La vicenda che in questi ultimi giorni ha visto, nonostante la fulminea operazione dei Carabinieri della Stazione di Papigno, il furto e la distruzione degli storici macchinari dello Jutificio Centurini e del Poligrafico Alterocca, sventatamente dimenticati insieme a bellissimi modelli delle Officine Bosco in un qualsiasi magazzino della Valnerina, depurata dalle emozioni del momento, s’inserisce, nostro malgrado, in una prospettiva storica e culturale perfettamente coerente. Basta semplicemente ricordare gli eventi e sopratutto cosa non è stato fatto per la tutela di un patrimonio davvero unico nel nostro paese, che giorno dopo giorno viene depauperato senza controllo. E’ sotto gli occhi di tutti che le amministrazioni locali hanno esclusivamente perseguito piani edilizi favorevoli ai palazzinari e alla grande distribuzione (area SIRI), relegando l’archeologia industriale ad un momento ludico, con la prevalenza di momenti scenografici (leggasi “fumo negli occhi”) sulla reale conservazione e la tutela. Da oggi in poi questi signori avranno ancora il coraggio di dichiarare ai quattro venti che Terni è la capitale dell’archeologia industriale? Il tempo delle favole, visti anche gli eventi delle ultime ore, è finito. Vedremo se ora, avranno la forza e le capacità per salvare quanto ancora di bello ci rimane, prima che i desperados di turno lo smontino, basti pensare al ponte-diga del canale Nerino, alla centrale idroelettrica di Papigno con le sue condotte forzate e la camera di manovra, opere peraltro già colpite dell’azione dei cercatori di rame e metalli pregiati.

Ferraccio

Ma soprattutto la nostra preoccupazione va alla bellissima passerella sulla statale Valnerina dell’ex stabilimento chimico di Papigno, la Telfer, per la quale il Comune di Terni non solo non ha espresso una manifestazione di interesse ma ha deliberato e finanziato lo smantellamento, tra pochi giorni, a un costo che poteva certamente contribuire a mettere in sicurezza il manufatto per conservarlo a un panorama che fa parte della nostra cultura, profondamente radicata nel lavoro. Tuttavia è il caso di chiedersi se siano più da biasimare i ladri di ferraccio che vivono ai margini della società oppure il manifesto e pluriennale disinteresse e l’assoluta mancanza di amore verso la propria terra, che come un tumore contribuisce a erodere il nostro patrimonio culturale.

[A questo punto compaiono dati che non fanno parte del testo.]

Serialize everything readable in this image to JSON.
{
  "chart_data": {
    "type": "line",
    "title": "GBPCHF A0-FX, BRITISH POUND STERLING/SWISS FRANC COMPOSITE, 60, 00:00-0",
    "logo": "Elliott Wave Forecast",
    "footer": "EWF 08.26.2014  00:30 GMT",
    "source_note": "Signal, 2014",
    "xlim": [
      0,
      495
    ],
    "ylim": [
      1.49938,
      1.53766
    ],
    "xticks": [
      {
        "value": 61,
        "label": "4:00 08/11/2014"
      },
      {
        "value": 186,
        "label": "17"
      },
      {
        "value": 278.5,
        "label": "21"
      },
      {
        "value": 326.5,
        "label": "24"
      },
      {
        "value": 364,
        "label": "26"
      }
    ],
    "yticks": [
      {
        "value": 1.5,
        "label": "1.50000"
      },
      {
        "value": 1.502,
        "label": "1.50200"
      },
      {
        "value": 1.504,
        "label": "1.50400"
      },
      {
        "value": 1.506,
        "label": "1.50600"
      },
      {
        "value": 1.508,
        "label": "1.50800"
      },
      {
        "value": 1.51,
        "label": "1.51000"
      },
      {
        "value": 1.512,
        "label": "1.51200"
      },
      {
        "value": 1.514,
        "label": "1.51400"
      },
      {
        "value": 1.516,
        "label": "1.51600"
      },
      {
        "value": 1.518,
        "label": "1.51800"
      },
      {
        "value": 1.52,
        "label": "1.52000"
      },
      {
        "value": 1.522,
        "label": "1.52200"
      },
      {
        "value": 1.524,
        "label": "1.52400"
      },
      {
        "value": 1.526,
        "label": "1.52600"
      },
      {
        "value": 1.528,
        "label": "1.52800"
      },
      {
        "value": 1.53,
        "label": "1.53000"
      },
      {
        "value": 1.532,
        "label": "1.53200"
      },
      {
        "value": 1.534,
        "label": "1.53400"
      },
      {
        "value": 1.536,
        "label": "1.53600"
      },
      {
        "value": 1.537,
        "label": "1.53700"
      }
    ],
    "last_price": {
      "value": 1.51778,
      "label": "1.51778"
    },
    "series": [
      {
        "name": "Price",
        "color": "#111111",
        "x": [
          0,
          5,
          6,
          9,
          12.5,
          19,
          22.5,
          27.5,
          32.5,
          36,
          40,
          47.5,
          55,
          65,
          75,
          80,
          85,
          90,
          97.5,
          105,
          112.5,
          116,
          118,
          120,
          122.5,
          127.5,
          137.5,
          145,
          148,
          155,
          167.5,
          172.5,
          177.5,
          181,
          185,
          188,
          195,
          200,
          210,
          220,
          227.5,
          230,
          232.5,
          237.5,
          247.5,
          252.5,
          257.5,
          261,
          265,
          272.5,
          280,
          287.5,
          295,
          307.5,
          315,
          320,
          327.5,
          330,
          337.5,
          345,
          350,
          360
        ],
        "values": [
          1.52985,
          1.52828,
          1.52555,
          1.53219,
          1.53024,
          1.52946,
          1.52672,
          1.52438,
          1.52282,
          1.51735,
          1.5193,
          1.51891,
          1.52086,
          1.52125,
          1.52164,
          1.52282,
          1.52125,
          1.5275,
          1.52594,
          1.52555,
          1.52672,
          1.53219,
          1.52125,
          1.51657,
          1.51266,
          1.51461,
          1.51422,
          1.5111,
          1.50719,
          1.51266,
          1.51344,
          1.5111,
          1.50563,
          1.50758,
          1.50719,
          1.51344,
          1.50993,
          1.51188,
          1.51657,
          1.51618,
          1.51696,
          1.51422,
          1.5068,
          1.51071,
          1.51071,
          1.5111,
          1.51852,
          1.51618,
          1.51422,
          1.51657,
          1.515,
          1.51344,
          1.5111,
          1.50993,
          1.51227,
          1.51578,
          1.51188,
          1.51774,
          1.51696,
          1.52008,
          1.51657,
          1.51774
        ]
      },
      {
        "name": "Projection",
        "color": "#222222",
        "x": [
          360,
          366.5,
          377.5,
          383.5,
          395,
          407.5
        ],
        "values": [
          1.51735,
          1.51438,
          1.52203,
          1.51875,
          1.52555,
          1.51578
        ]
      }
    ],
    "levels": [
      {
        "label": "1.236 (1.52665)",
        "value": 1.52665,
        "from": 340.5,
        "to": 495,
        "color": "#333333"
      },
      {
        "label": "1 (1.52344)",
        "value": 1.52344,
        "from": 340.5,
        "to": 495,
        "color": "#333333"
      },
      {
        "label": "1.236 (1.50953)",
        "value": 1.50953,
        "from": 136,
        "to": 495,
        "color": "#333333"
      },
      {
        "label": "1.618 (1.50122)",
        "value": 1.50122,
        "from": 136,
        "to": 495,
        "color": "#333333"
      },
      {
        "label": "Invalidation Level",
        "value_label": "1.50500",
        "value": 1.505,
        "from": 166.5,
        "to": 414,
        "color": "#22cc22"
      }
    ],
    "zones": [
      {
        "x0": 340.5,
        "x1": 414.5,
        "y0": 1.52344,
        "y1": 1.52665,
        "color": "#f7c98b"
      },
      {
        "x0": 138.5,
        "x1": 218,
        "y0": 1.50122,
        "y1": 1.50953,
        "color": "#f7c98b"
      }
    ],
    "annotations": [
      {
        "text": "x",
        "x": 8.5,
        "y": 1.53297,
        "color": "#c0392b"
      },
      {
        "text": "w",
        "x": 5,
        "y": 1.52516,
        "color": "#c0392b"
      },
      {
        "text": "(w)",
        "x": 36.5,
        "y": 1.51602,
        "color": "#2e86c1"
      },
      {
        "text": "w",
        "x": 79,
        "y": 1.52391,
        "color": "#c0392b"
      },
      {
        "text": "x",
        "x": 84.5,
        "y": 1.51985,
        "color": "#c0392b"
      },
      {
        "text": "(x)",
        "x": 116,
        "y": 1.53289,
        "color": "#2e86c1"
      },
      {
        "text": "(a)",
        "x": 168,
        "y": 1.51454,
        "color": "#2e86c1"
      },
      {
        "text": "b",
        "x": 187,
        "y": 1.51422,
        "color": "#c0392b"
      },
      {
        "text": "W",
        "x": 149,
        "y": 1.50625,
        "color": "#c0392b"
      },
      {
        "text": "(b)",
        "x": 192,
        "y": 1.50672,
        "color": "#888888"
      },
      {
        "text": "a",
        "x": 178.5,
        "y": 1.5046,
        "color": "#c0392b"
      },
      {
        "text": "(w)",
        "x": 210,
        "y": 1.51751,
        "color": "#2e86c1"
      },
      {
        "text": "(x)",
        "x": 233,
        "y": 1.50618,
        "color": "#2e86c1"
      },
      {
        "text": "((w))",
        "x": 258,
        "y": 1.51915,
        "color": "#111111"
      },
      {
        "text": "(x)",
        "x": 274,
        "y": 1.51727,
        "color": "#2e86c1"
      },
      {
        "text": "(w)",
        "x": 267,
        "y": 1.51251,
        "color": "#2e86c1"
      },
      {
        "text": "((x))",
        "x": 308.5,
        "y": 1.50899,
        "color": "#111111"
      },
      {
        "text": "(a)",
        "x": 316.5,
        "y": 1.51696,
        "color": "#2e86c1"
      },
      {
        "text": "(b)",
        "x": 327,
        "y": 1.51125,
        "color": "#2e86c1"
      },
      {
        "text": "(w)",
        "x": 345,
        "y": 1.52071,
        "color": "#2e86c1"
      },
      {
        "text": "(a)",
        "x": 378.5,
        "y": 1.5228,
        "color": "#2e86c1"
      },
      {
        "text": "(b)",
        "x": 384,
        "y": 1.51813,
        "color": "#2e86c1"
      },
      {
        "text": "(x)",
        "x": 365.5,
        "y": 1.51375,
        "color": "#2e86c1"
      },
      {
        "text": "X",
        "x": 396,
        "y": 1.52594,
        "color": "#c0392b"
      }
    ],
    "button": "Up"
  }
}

Siccome almeno un responsabile della tenuta di questo patrimonio pubblico dovrebbe esistere, speriamo almeno che gli sia consentito di cavarsela con un “non sapevo”, non sapevo cosa stessi firmando, non sapevo che quel bene esistesse, non sapevo…. Questi soggetti che di norma costano alle amministrazioni locali circa 10.000 euro al mese, più premi di produttività vari, quando combinano guai, anche grossi, vengono semplicemente trasferiti ad altro incarico, a volte senza alcuna diminutio. L’interesse collettivo non richiede certamente il linciaggio di alcuno, ma impone che un decente amministratore o dirigente, quando s’insedia, poggi la sua responsabilità su una sufficiente conoscenza dell’oggetto della sua amministrazione, quindi deve mettersi nella condizione di valutare con precisione lo stato del patrimonio e dei conti, nel più breve tempo possibile, viceversa si tratta di menefreghismo e di cattiva amministrazione. Questo è ciò che la politica deve pretendere dai suoi dirigenti e funzionari, perché nel meccanismo democratico questi ultimi restano, mentre le giunte comunali cambiano.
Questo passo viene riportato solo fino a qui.